I spent a lot of time with your good husband during my fortnight’s sabbatical. He was a curious fellow. The better I grew to know him, the more puzzling he became. Most striking was the fact that he was a man of both high and ridiculously low tastes. Now, you may say that many men are thus, but with dear old Archibald, it seemed this dichotomy was rather extreme. On the one hand, he delighted in frequenting the Reform Club and other such bastions of pretension and grandeur. He had high ideals, artistic integrity even. He wanted to make statements, to make his mark, to do something noble and worthy. In short, he had a great desire to encourage people to think; which is a quality I admire. But the corollary of all this well-intentioned public behaviour was the man’s insatiable private lust for the low life. He had a seemingly limitless fascination with the seediest brothels, the worst pubs and drinking clubs. He took me to some of the most dangerous opium dens in London, places few people even knew existed, run by Chinese gangs — filthy, stinking rat holes close to the docks, where the air was so rank with opium fumes one barely needed to partake of the pipe to become intoxicated.

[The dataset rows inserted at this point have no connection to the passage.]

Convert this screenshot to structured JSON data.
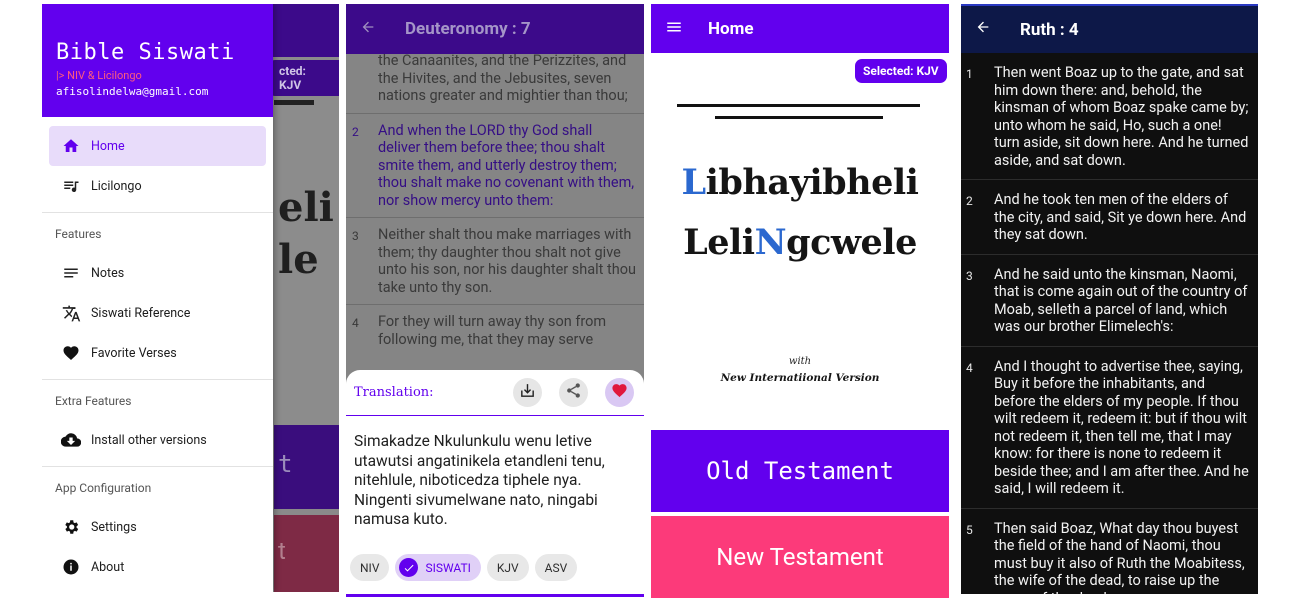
{
  "drawer_panel": {
    "under": {
      "chip": "cted: KJV",
      "big_lines": [
        "eli",
        "le"
      ],
      "btn1": "t",
      "btn2": "t"
    },
    "app_title": "Bible Siswati",
    "subtitle": "|> NIV & Licilongo",
    "email": "afisolindelwa@gmail.com",
    "items": [
      {
        "label": "Home",
        "icon": "home-icon"
      },
      {
        "label": "Licilongo",
        "icon": "playlist-icon"
      }
    ],
    "sections": [
      {
        "title": "Features",
        "items": [
          {
            "label": "Notes",
            "icon": "notes-icon"
          },
          {
            "label": "Siswati Reference",
            "icon": "translate-icon"
          },
          {
            "label": "Favorite Verses",
            "icon": "heart-icon"
          }
        ]
      },
      {
        "title": "Extra Features",
        "items": [
          {
            "label": "Install other versions",
            "icon": "cloud-download-icon"
          }
        ]
      },
      {
        "title": "App Configuration",
        "items": [
          {
            "label": "Settings",
            "icon": "gear-icon"
          },
          {
            "label": "About",
            "icon": "info-icon"
          }
        ]
      }
    ]
  },
  "chapter_panel": {
    "title": "Deuteronomy : 7",
    "verse1_tail": "the Canaanites, and the Perizzites, and the Hivites, and the Jebusites, seven nations greater and mightier than thou;",
    "verses": [
      {
        "num": "2",
        "text": "And when the LORD thy God shall deliver them before thee; thou shalt smite them, and utterly destroy them; thou shalt make no covenant with them, nor show mercy unto them:"
      },
      {
        "num": "3",
        "text": "Neither shalt thou make marriages with them; thy daughter thou shalt not give unto his son, nor his daughter shalt thou take unto thy son."
      },
      {
        "num": "4",
        "text": "For they will turn away thy son from following me, that they may serve"
      }
    ],
    "sheet": {
      "label": "Translation:",
      "text": "Simakadze Nkulunkulu wenu letive utawutsi angatinikela etandleni tenu, nitehlule, niboticedza tiphele nya. Ningenti sivumelwane nato, ningabi namusa kuto.",
      "chips": [
        "NIV",
        "SISWATI",
        "KJV",
        "ASV"
      ],
      "selected_chip": "SISWATI"
    }
  },
  "home_panel": {
    "title": "Home",
    "selected_badge": "Selected: KJV",
    "logo_line1": {
      "first": "L",
      "rest": "ibhayibheli"
    },
    "logo_line2": {
      "pre": "Leli",
      "accent": "N",
      "post": "gcwele"
    },
    "with": "with",
    "version_note": "New Internatiional Version",
    "old_testament": "Old Testament",
    "new_testament": "New Testament",
    "accent_color": "#6200ee",
    "pink_color": "#fc3a7a"
  },
  "ruth_panel": {
    "title": "Ruth : 4",
    "verses": [
      {
        "num": "1",
        "text": "Then went Boaz up to the gate, and sat him down there: and, behold, the kinsman of whom Boaz spake came by; unto whom he said, Ho, such a one! turn aside, sit down here. And he turned aside, and sat down."
      },
      {
        "num": "2",
        "text": "And he took ten men of the elders of the city, and said, Sit ye down here. And they sat down."
      },
      {
        "num": "3",
        "text": "And he said unto the kinsman, Naomi, that is come again out of the country of Moab, selleth a parcel of land, which was our brother Elimelech's:"
      },
      {
        "num": "4",
        "text": "And I thought to advertise thee, saying, Buy it before the inhabitants, and before the elders of my people. If thou wilt redeem it, redeem it: but if thou wilt not redeem it, then tell me, that I may know: for there is none to redeem it beside thee; and I am after thee. And he said, I will redeem it."
      },
      {
        "num": "5",
        "text": "Then said Boaz, What day thou buyest the field of the hand of Naomi, thou must buy it also of Ruth the Moabitess, the wife of the dead, to raise up the name of the dead upon"
      }
    ]
  }
}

Together, during a three-night run of the dens in Limehouse, we witnessed two murders. One was a stabbing involving two Chinese dealers who dispatched a man who’d threatened to give them up to the police. The other involved the shooting of a young drugs runner. It was most entertaining. Although, I have to say, the high point of my nocturnal adventures with Archibald was the night he took me to the Mansion of Wonders, a fabulous misnomer if ever I heard one, because the venue was certainly no ‘mansion’ and the exhibits were some way short of ‘wonders’.

The Mansion of Wonders was actually a couple of rooms to the rear of a shop at number 259 Whitechapel Road. Archibald informed me that until just two years before a famous grotesque, Joseph Merrick the Elephant Man, was on display there, and that the freak had been forced to sit in the shop window to attract the crowds. He is now in the London Hospital, of course. I’m sure, like most of the genteel classes in England, you have followed the strange man’s story in The Times. But even with Merrick gone, there still remained plenty of interesting things to see at the freak show, although they were perhaps not in the same league. On the evening Archibald took me to the Mansion, we saw the Giantess of the Mountains, a woman no less than eight foot tall. She was more or less in proportion, though everything about her was laughably expanded. Her head was almost twice the size of mine.

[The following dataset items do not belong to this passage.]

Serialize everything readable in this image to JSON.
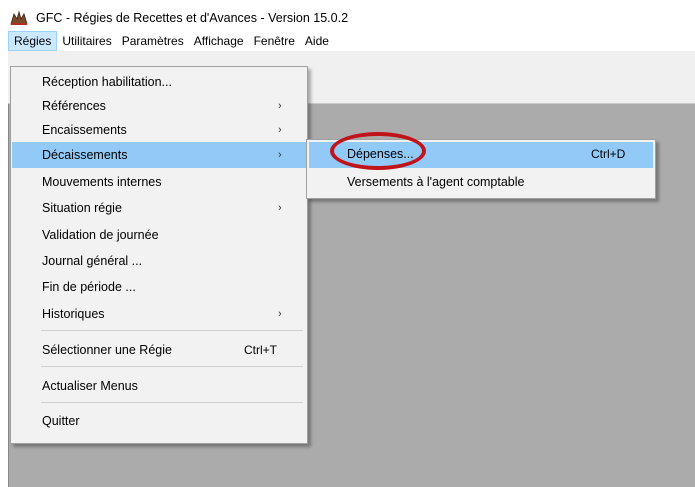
{
  "window": {
    "title": "GFC - Régies de Recettes et d'Avances - Version 15.0.2",
    "icon": "app-logo-icon"
  },
  "menubar": {
    "items": [
      "Régies",
      "Utilitaires",
      "Paramètres",
      "Affichage",
      "Fenêtre",
      "Aide"
    ]
  },
  "dropdown": {
    "items": [
      {
        "label": "Réception habilitation..."
      },
      {
        "label": "Références",
        "arrow": "›"
      },
      {
        "label": "Encaissements",
        "arrow": "›"
      },
      {
        "label": "Décaissements",
        "arrow": "›"
      },
      {
        "label": "Mouvements internes"
      },
      {
        "label": "Situation régie",
        "arrow": "›"
      },
      {
        "label": "Validation de journée"
      },
      {
        "label": "Journal général ..."
      },
      {
        "label": "Fin de période ..."
      },
      {
        "label": "Historiques",
        "arrow": "›"
      },
      {
        "label": "Sélectionner une Régie",
        "shortcut": "Ctrl+T"
      },
      {
        "label": "Actualiser Menus"
      },
      {
        "label": "Quitter"
      }
    ]
  },
  "submenu": {
    "items": [
      {
        "label": "Dépenses...",
        "shortcut": "Ctrl+D"
      },
      {
        "label": "Versements à l'agent comptable"
      }
    ]
  },
  "colors": {
    "highlight": "#91c9f7",
    "annotation": "#c0141b",
    "workspace": "#ababab"
  }
}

In the next room sat the Siamese twins, a couple of elderly gentlemen joined by a six-inch strip of thick pink flesh along their sides. They had apparently been in the freak-show business for almost forty years. After we had enjoyed a good chuckle at the twins, they were taken away and Agatha, the world’s hairiest woman, was brought in. For me, she was the oddest of the collection, because, if one were to ignore the fact that she was covered from head to foot with thick black hair, she was otherwise a normal human being.

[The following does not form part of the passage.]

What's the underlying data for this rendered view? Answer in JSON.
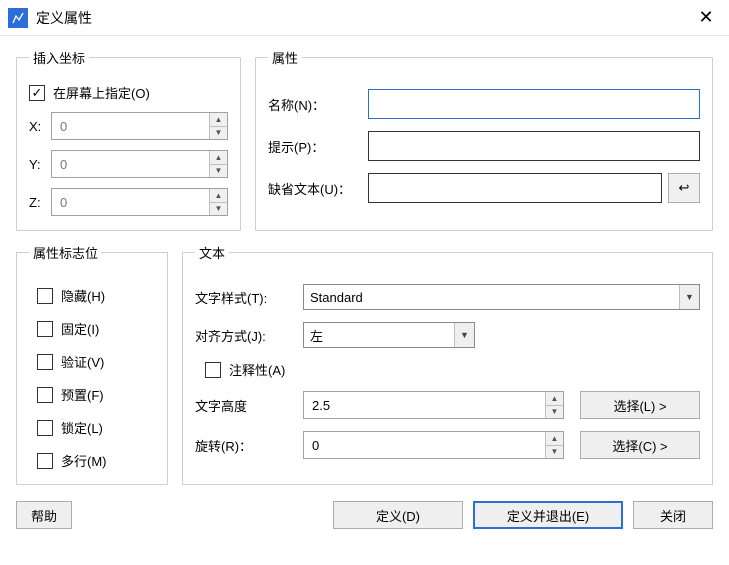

Archibald was moved by the sight, I could tell. And I know why. It was the woman’s eyes. They were perfectly shaped, large and dark brown, quite beautiful really. But the thing that must have stirred his emotions was the way those eyes peered out from that horrible globe of hair. They possessed an imploring stillness, an almost noble resignation. Archibald was deeply saddened by the experience whereas I felt a wonderful thrill. The woman’s expression was so similar to that of Fred, the boy I had let drown so many years ago. Looking at Agatha, I felt something close to ecstasy. I wanted to laugh uproariously. It was only a sense of decorum that stopped me. I did not care about the sensibilities of those around me, but I did not want to draw attention to myself. At least not there and then.